藉此,在軌道車輛100於軌道200a與200b上行駛的過程中,即使前車輪對120a的車輪122a、124a與後車輪對120b的車輪122b、124b因軌道200a、200b無法提供連續且阻力最小的滾動表面而傾向產生彈跳,車輪122a、122b、124a、124b也可藉由前述的磁力抵抗其受到軌道200a、200b影響而產生彈跳的趨勢,而緊密接觸軌道200a、200b。即使磁性單元130a與130b所提供的磁力未能使車輪122a、122b、124a、124b緊密接觸軌道200a、200b,亦具有降低車輪122a、122b、124a、124b產生彈跳的趨勢(例如是降低車輪122a、122b、124a、124b與軌道200a、 200b之間的彈跳距離)。如此,藉由磁性單元130a與130b的設計,可有效使車輪122a、122b、124a、124b與軌道200a與200b維持良好的接觸而降低脫軌率,進而能提高軌道車輛100的安全性。 Thereby, during the running of the rail vehicle 100 on the rails 200a and 200b, even if the wheels 122a, 124a of the front wheel pair 120a and the wheels 122b, 124b of the rear wheel pair 120b cannot provide continuous and minimal resistance due to the rails 200a, 200b The surface is rolled to tend to bounce, and the wheels 122a, 122b, 124a, 124b can also be bounced by the aforementioned magnetic force against the influence of the rails 200a, 200b, and closely contact the rails 200a, 200b. Even if the magnetic force provided by the magnetic units 130a and 130b fails to bring the wheels 122a, 122b, 124a, 124b into close contact with the rails 200a, 200b, there is a tendency to reduce the bouncing of the wheels 122a, 122b, 124a, 124b (for example, to lower the wheels 122a, 122b, 124a, 124b and track 200a, Bounce distance between 200b). As described above, the design of the magnetic units 130a and 130b can effectively maintain the wheels 122a, 122b, 124a, and 124b in good contact with the rails 200a and 200b, thereby reducing the derailment rate, thereby improving the safety of the rail vehicle 100.

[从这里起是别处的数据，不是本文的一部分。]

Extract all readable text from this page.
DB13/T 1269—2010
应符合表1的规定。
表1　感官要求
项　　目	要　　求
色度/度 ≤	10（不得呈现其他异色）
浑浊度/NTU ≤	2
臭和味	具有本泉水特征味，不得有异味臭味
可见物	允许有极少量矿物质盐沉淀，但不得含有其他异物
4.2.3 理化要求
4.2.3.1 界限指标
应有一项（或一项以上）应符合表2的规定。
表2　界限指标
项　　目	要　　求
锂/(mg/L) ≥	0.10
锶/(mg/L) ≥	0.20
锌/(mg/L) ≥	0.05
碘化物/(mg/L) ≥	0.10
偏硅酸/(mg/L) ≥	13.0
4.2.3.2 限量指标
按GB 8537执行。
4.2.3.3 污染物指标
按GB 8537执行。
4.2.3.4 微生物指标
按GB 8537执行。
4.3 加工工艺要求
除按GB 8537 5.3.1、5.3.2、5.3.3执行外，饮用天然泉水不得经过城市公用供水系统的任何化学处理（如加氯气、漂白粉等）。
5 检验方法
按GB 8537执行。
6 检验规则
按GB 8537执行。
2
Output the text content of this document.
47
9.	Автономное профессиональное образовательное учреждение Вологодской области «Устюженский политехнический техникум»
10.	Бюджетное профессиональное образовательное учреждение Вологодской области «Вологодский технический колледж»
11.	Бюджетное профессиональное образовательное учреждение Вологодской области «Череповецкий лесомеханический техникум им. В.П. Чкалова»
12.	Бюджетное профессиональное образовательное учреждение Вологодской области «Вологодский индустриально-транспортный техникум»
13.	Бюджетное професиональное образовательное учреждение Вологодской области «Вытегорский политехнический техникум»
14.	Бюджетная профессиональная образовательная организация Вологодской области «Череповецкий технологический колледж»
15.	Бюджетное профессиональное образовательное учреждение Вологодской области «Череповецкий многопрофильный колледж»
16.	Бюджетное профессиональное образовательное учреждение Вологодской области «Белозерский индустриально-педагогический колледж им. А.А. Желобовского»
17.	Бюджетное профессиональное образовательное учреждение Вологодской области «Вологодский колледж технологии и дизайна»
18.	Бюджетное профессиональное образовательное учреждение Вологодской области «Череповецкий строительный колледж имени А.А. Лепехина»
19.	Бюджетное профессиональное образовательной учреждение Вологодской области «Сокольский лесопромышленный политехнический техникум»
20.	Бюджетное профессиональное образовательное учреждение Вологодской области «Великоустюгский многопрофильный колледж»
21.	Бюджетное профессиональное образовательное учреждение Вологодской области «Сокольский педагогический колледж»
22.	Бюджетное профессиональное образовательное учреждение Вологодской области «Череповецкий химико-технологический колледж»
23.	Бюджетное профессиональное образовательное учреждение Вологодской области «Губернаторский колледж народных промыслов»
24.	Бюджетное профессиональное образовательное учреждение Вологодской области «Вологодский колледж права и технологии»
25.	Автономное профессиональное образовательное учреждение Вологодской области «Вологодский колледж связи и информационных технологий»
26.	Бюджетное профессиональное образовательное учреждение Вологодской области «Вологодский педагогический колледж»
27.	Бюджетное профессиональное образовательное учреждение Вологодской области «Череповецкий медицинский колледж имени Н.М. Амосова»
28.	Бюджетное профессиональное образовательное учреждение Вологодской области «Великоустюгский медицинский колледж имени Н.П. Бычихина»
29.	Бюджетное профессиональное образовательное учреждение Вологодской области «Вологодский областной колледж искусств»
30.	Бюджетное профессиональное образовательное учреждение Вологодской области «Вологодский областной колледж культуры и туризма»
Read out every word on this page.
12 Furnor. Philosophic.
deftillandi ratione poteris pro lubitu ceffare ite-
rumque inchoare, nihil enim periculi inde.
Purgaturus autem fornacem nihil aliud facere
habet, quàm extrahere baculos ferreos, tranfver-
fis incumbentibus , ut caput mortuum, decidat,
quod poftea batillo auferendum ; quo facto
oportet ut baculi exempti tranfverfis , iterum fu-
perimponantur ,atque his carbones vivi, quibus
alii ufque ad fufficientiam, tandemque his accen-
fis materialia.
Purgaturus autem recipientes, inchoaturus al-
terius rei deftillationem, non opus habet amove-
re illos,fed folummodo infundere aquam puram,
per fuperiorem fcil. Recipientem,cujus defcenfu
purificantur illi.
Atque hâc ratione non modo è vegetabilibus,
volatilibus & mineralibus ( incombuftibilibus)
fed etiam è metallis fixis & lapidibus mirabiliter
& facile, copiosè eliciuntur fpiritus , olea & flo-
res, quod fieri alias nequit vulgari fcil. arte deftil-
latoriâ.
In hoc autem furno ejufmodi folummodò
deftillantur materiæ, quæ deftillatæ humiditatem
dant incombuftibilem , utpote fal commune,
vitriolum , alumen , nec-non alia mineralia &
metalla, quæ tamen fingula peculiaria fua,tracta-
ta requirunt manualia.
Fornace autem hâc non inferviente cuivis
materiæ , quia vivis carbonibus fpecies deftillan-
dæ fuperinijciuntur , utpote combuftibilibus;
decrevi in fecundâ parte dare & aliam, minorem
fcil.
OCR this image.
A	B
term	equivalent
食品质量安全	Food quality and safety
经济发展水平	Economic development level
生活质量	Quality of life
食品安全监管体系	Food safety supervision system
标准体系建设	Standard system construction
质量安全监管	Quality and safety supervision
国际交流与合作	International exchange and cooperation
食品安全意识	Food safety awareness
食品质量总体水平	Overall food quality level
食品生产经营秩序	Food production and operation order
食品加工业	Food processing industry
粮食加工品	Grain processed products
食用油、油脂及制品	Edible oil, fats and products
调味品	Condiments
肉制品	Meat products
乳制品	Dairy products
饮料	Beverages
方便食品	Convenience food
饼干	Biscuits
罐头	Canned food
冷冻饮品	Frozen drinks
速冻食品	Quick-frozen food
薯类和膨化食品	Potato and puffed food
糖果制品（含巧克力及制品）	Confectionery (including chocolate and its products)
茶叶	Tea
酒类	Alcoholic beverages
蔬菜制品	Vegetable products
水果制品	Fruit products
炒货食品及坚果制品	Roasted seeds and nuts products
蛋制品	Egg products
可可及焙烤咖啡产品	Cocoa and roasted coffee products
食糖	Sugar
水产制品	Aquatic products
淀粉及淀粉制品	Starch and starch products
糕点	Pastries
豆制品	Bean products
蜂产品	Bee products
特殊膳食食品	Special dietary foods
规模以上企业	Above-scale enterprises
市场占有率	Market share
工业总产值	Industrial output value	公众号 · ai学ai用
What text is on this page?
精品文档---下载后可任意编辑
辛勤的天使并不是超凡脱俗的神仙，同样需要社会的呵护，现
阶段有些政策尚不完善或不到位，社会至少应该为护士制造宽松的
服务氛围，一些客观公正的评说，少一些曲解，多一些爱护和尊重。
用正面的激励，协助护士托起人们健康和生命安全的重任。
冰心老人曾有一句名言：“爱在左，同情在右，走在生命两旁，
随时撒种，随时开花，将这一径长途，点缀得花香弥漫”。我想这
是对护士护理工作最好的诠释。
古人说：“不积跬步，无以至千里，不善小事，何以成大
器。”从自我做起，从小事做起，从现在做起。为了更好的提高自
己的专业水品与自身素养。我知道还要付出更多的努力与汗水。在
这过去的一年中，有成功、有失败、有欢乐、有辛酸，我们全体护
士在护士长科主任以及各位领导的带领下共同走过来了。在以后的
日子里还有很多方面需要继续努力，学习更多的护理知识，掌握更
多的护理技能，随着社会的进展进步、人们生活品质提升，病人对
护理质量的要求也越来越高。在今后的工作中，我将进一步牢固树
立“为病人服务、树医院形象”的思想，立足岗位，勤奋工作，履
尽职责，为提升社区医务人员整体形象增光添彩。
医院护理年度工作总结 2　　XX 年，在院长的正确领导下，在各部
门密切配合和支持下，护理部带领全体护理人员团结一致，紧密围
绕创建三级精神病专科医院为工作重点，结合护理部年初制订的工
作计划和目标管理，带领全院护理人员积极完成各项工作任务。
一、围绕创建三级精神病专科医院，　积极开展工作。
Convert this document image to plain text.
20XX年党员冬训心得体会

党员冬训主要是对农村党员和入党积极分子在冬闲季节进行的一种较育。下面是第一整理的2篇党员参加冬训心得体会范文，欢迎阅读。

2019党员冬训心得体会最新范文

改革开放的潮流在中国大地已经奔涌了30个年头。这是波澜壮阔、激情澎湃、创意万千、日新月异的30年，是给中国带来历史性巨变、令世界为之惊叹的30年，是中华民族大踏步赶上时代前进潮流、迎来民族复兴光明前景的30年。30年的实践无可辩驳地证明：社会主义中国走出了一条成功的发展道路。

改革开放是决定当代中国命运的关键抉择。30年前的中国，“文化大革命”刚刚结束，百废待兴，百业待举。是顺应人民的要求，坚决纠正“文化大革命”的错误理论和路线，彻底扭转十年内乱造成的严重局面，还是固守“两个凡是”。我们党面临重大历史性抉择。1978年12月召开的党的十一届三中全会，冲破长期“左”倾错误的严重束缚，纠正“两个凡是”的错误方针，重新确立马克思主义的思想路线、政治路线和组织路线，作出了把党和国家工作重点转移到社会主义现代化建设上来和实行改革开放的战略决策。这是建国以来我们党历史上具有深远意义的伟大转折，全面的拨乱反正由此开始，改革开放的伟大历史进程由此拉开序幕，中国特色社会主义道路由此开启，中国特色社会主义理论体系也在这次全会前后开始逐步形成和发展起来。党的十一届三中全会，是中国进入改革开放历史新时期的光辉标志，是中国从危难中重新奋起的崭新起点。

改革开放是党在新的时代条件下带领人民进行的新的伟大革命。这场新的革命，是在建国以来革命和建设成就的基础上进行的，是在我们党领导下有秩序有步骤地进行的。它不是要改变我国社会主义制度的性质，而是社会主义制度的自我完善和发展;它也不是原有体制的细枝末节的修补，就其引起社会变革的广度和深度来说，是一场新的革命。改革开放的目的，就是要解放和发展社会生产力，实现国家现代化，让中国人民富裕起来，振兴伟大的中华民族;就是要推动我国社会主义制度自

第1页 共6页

再者,本實施例的軌道車輛100所採用的磁性單元130a、130b除了可在軌道車輛110行駛的過程中降低車輪122a、122b、124a、124b的彈跳現象而降低脫軌率之外,其亦可在軌道車輛110行駛的過程中提供煞車功能而減緩軌道車輛110的行駛速度。舉例而言,在軌道車輛110行駛的過程中,當軌道車輛100行經軌道200a、200b的下坡路段或者行經軌道200a、200b表面潮濕的路段時,軌道車輛110可藉由原本裝載的煞車裝置作為煞車來減緩軌道車輛110的行駛速度,亦可藉由前述的控制單元140依據地勢、天候、人為因素或使用情況控制磁性單元130a、130b對前車輪對120a與後車輪對120b施加磁力,以減緩軌道車輛110行駛速度。藉此,相較於習知的煞車裝置係直接接觸軌道200a、200b而提供摩擦力作為煞車,本實施例的磁性單元130a、130b不接觸軌道200a、200b,而是施加磁力至車輪122a、122b、124a、124b,來提高車輪122a、122b、124a、124b與軌道200a、200b的結合性。如此,本實施例藉由磁性單元130a、130b提供煞車功能的作法可有效避免磁性單元130a、130b與軌道200a、200b接觸而產生損毀。 Furthermore, the magnetic units 130a, 130b employed in the rail vehicle 100 of the present embodiment can reduce the bouncing phenomenon of the wheels 122a, 122b, 124a, 124b and reduce the derailment rate during the running of the rail vehicle 110, and The braking function is provided during the running of the rail vehicle 110 to slow down the traveling speed of the rail vehicle 110. For example, during the running of the rail vehicle 110, when the rail vehicle 100 travels through the downhill section of the rails 200a, 200b or the section of the track that is wet on the surface of the rails 200a, 200b, the rail vehicle 110 can be used as a brake by the originally loaded braking device. To slow down the traveling speed of the rail vehicle 110, the magnetic unit 130a, 130b can be used to control the magnetic force of the front wheel pair 120a and the rear wheel pair 120b according to the terrain, weather, human factors or usage conditions to slow down the track. Vehicle 110 travel speed. Thereby, the magnetic unit 130a, 130b of the present embodiment does not contact the rails 200a, 200b, but applies magnetic force to the wheels 122a, 122b, as compared with the conventional brake device directly contacting the rails 200a, 200b to provide friction as a brake. 124a, 124b, to improve the bonding of the wheels 122a, 122b, 124a, 124b to the rails 200a, 200b. As such, the present embodiment can effectively prevent the magnetic units 130a, 130b from contacting the tracks 200a, 200b and causing damage by the magnetic unit 130a, 130b providing the braking function.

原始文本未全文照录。